Up Close with Rob Watson, LEED Founder
After physically collapsing in the wilderness during a Boy Scouts’ 50-miler in California, a young Rob Watson vowed to never let such lack of preparation happen to him again. (To be fair though, we don't think we've walked 50 miles in the last month.)
Applying that lesson to sustainable development, the father of LEED outlined the fast-converging headwinds and tailwinds that real estate needs to prepare for. To name a few: water stress, a flight to cities (by 2050, 6.3 billion of 9.5 billion people globally will live in urban areas), e-commerce booming through the roof ($1.25 trillion in 2013 and more than half of global sales by 2020), and the new world of sharing (UberX, Airbnb, etc). Rob's model has been transforming the industry since the mid '90s, but the ECON Group CEO says we have only scratched the surface. (He's snapped with NGKF executive managing director Geoff Kasselman at NGKF's national industrial summit last week.)
Rob started LEED with the goal to create something he couldn’t pass, he jokes, and something like the nutritional facts on a cereal box for green buildings. Many perceived sustainable developments to be expensive and underperforming, but we now know LEED existing buildings can save $0.90/SF annually in operational costs, and the top-line benefits are numerous. (Above, the organic garden at the 272k SF LEED Platinum Green Exchange building in Logan Square.) Green buildings improve everything from employee productivity to occupancy to asset value to rental rates, Rob says. That makes the business case clear: The building’s easier to sell and lease, easier to operate with a higher market value, and a better product that boosts brand value for tenants.
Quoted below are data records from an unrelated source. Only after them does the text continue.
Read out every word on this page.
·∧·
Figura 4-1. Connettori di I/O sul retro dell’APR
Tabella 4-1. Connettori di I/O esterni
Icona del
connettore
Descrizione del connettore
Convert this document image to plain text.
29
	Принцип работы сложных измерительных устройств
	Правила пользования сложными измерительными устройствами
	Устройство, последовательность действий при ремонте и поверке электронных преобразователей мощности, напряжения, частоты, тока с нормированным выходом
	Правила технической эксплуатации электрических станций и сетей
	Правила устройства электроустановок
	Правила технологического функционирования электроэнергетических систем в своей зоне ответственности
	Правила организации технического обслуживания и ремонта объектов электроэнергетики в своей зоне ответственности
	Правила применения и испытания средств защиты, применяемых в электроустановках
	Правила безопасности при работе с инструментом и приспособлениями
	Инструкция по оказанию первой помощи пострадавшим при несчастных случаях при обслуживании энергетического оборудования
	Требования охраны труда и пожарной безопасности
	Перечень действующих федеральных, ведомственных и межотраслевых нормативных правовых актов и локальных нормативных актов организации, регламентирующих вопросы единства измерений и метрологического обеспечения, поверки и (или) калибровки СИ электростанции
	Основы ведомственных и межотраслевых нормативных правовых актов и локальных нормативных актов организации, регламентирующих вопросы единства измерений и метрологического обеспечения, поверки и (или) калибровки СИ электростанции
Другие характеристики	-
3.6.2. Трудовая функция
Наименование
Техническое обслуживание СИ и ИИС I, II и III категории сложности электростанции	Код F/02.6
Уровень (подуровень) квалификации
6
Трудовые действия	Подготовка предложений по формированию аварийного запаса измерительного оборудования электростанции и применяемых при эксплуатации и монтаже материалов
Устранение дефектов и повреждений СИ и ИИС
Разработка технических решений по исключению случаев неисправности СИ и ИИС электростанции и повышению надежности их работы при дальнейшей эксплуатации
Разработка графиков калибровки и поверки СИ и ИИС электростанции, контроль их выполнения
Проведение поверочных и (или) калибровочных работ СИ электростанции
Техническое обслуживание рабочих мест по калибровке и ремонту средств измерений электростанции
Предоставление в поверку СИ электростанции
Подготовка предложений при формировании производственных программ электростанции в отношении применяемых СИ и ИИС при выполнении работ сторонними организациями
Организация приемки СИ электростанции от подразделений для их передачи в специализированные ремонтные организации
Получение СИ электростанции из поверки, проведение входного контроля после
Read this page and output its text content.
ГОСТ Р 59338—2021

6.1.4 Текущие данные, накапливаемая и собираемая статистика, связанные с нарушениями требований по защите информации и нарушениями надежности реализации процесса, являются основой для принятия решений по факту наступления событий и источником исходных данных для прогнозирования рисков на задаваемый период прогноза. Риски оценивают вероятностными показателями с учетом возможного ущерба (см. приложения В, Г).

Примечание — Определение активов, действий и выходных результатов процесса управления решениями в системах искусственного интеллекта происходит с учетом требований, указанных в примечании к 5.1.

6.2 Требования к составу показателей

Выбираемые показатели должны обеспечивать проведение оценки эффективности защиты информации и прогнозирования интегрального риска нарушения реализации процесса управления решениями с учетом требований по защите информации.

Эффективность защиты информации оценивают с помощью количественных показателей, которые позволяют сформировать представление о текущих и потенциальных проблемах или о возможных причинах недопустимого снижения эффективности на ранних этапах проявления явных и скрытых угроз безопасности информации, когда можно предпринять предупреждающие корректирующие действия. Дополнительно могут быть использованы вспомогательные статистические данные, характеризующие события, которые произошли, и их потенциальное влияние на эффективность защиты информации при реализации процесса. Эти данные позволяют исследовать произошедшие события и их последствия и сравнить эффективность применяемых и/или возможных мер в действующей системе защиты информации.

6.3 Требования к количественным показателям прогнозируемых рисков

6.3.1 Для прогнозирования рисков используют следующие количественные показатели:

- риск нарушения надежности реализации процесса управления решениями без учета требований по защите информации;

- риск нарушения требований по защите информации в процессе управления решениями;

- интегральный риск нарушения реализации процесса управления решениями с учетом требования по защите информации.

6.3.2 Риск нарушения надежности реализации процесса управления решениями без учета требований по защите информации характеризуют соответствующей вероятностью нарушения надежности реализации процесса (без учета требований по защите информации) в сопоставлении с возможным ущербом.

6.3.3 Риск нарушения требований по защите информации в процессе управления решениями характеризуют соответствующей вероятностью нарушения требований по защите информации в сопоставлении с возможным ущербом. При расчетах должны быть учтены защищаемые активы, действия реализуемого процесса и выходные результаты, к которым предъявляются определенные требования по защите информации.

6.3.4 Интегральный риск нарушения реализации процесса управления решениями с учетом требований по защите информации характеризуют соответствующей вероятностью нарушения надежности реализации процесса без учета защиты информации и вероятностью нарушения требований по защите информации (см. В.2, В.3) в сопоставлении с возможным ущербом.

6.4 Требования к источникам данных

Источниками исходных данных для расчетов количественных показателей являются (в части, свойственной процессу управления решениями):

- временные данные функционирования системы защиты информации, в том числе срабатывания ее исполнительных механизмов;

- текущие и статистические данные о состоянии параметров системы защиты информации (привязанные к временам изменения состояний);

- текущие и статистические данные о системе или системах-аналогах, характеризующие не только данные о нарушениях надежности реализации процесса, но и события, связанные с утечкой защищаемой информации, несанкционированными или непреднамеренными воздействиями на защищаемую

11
Today about 1.7M SF of real estate is getting LEED certified each day across 160 countries, Rob says, and the USGBC continues to create more specialized criteria for industrial. (Look for more eco-industrial parks with residential and retail on campus, Rob says; they’re already happening in Asia.) But we won’t succeed with technology alone—it’s also about relationships, transparency, and delivering on promises (or lust and trust, as Rob’s 102-year-old grandma once said). His keys to green building success: Start early, discard old thinking, set a firm green goal, set a reasonable budget, and don’t compromise on that goal or budget.